Aggregating Ticks in the CScalp terminal
For example, during periods of increased activity, transactions in the tape can pass very often, especially with small volumes. Choose an optimal value in milliseconds for aggregating deals. The tape will aggregate small orders over a specified period into one large order.

Large Amount

Set the minimum value of a large order in the trade tape. The specific value depends on the instrument and market situation. Set a value that will be considered a large volume of a ticker in the base asset.
Large Amount setting in the CScalp trade tape
This setting works only for a single entire tick with the specified volume. Suppose we set a criterion for a large volume from 1 BTC. A tick with a total volume of 4 BTC passes through the tape. However, this does not mean that the notification will be triggered. For the total tick to be counted as a large volume, it must contain at least one whole order for the specified amount (1 BTC) inside. If individual ticks within the total are less than the specified setting, the large volume will not be counted.
Large Volume is shown in CScalp’s trade tape

Notification: Large Amount Detected

The setting allows sending a sound alert if a single tick with a large volume passes through the trade tape.
Large Volume sound notification setting in CScalp
The setting is useful if you expect a large movement from whales. For example, in the BTCUSDT order book, the average density starts from 10 BTC. You expect that the density will be "eaten" in parts of at least 1 BTC. Set the value to 1. As soon as a single entire print of 1 BTC passes through the tape, a sound alarm will be triggered.

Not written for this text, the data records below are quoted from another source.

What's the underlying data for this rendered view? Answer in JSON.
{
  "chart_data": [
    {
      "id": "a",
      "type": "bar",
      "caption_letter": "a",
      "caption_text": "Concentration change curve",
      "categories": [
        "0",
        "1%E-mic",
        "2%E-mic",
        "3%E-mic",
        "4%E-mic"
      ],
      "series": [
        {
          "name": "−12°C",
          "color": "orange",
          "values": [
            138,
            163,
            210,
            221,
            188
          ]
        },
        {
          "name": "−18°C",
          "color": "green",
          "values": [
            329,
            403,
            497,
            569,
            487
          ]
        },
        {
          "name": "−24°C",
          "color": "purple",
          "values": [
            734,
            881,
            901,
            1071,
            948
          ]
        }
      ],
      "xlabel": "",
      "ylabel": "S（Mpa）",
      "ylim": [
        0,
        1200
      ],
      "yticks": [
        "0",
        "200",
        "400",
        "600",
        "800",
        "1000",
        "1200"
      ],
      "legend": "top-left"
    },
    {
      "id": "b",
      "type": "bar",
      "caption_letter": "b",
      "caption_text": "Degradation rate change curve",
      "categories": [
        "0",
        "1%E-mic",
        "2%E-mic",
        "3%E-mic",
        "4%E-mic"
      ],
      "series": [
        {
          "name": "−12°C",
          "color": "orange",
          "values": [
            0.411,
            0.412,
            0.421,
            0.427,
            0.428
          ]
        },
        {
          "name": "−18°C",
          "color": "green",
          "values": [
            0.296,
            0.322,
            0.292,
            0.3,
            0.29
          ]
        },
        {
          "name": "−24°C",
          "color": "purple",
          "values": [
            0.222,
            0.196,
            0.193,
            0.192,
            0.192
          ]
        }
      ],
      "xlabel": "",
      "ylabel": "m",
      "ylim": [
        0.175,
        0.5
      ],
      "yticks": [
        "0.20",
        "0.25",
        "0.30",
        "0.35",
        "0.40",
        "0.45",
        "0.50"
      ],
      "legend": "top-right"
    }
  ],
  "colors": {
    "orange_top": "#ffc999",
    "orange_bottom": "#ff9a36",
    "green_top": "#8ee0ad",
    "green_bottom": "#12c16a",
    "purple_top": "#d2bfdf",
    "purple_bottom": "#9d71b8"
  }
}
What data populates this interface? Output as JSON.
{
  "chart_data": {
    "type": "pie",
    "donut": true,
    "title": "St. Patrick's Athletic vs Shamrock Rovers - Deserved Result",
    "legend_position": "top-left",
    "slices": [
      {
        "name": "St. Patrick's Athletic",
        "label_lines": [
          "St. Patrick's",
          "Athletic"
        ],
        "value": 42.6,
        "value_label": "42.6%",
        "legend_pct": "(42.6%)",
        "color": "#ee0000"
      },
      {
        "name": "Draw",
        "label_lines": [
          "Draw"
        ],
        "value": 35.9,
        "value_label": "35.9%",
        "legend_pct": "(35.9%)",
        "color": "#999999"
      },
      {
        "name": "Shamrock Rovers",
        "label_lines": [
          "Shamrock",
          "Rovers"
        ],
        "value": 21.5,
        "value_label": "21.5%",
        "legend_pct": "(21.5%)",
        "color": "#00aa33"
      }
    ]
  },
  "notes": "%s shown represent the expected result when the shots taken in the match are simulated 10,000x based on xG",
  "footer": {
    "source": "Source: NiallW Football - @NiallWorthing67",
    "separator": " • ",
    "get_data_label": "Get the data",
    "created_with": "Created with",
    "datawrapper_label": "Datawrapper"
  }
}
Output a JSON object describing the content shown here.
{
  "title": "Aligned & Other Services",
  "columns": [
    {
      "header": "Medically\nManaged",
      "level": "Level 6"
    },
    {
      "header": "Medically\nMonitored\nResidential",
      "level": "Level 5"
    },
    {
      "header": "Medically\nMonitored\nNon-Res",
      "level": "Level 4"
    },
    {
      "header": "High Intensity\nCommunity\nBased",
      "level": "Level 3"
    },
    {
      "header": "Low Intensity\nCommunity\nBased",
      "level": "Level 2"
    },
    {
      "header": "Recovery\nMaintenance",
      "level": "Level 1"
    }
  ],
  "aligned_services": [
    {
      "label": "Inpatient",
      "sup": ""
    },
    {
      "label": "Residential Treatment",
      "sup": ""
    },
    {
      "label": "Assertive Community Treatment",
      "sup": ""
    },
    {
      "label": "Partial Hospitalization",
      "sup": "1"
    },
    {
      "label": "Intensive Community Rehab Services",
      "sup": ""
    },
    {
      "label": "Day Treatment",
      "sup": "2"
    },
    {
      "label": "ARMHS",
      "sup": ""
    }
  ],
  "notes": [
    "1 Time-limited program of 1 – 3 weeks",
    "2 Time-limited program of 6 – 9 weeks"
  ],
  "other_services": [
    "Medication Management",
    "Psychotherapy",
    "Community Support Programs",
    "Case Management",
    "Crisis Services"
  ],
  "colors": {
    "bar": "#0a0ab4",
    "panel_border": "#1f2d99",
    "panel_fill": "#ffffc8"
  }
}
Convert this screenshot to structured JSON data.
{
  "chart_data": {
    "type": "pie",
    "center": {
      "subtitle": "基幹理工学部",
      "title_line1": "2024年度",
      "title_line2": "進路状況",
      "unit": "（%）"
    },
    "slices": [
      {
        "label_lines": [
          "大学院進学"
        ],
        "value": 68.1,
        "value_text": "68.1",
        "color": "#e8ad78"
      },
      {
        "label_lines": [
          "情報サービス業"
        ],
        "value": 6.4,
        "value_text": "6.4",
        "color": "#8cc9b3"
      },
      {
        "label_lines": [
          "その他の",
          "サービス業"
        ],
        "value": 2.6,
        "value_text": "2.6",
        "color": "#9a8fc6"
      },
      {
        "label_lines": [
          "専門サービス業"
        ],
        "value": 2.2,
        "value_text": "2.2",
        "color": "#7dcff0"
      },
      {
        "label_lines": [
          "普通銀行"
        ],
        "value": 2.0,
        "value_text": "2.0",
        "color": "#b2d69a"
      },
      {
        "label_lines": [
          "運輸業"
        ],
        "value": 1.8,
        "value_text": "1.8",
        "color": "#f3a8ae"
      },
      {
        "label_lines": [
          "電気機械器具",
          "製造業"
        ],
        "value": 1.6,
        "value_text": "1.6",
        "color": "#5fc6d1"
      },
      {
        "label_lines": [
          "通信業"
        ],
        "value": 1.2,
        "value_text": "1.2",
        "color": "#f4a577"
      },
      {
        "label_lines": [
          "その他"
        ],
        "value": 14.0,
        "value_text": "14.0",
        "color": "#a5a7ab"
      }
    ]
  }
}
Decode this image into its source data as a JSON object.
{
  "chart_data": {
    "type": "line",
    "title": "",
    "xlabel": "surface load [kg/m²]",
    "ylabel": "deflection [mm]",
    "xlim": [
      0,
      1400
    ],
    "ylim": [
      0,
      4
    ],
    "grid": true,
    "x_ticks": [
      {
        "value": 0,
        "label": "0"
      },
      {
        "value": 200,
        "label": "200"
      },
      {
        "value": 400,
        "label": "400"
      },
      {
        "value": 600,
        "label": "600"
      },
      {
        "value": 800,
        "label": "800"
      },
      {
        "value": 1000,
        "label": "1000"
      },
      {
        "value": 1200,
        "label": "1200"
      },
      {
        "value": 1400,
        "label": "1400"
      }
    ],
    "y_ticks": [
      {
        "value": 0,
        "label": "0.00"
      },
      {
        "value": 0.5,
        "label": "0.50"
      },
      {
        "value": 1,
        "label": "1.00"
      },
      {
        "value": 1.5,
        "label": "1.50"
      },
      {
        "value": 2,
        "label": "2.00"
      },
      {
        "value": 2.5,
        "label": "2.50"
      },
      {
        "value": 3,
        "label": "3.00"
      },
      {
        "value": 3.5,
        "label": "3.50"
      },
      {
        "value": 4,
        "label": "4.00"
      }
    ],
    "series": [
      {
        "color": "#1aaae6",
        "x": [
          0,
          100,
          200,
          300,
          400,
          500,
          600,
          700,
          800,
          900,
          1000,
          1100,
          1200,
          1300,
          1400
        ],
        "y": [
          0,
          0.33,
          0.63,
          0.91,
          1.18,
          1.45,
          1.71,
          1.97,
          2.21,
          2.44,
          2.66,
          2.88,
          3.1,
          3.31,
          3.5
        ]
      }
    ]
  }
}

To receive notifications, you have to also activate the option in the general settings of CScalp’s sound notifications. You can add a custom sound file for the alarm.
CScalp sound notification settings

Ticks Style and Weight

This setting allows hiding or displaying volume circles and the line connecting them.
CScalp’s Trade Tape line thickness setting
The setting of line weight (thickness) affects the framing of the circles. It “enhances” the readability of ticks, but may distract from other analysis tools.